Au banc d'essai de l'Auto-Journal
Le 1er novembre 1962, l'Amphicar 770


C'est un vieux rêve de l'automobiliste que de vouloir transformer, le cas échéant, sa voiture en bateau, et durant le dernière guerre, ce souhait fut exaucé pour les touristes involontaires que constituèrent les soldats des diverses armées en présence. La Volkswagen amphibie de l'armée allemande, la Trippel également née de l'autre côté du Rhin, la Jeep amphibie, la Duck (GMC amphibie) et l'Alligator, tous trois de fabrication américaine, constituèrent autant de réponses aux demandes formulées par les états-majors, qui ne pensaient pourtant certaines pas à jouer.
Immédiatement après la guerre, un certain nombre de ces véhicules, principalement des VW et des Jeep amphibies, tombèrent dans le domaine public et ce fut l'époque des randonnées étonnantes avec des engins bricolés, plus ou moins étanches, mais dont certains firent passer des moments de folle gaieté à leurs jeunes propriétaires.

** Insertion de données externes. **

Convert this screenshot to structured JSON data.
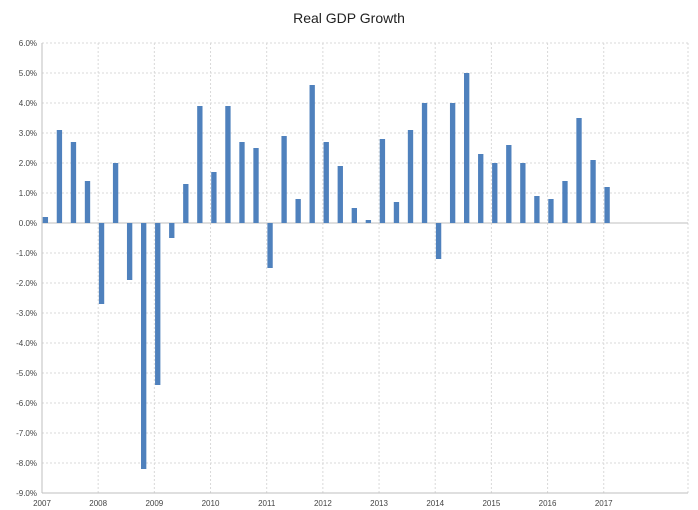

Aujourd'hui, voici que nous est présentée l'Amphicar 770, construite en Allemagne - les Allemands se sont toujours intéressés à ce problème - et destinée principalement au marché américain. A notre connaissance, l'Amphicar n'est pas encore en vente sur le marché français, mais elle le sera peut-être bientôt en Belgique, et en attendant, l'une de ces voitures vient de s'illustrer en effectuant une traversée de la Manche sous escorte. Nous avons eu à notre disposition une Amphicar pendant une semaine et nous avons effectué avec elle différents essais, aussi bien sur terre que dans l'eau. Nous référant à la notice du constructeur, nous avons évité l'eau salée, et pour les essais de stabilité, nous nous sommes contentés des remous des péniches, ce qui est amplement suffisant. A ce propos, la rivalité a été vive entre le service des essais "voitures" et "nautisme" qui revendiquaient tous deux cet essai mais l'accord s'est fait sans trop de difficulté et le travail a été opéré en étroite liaison entre les divers spécialistes intéressés.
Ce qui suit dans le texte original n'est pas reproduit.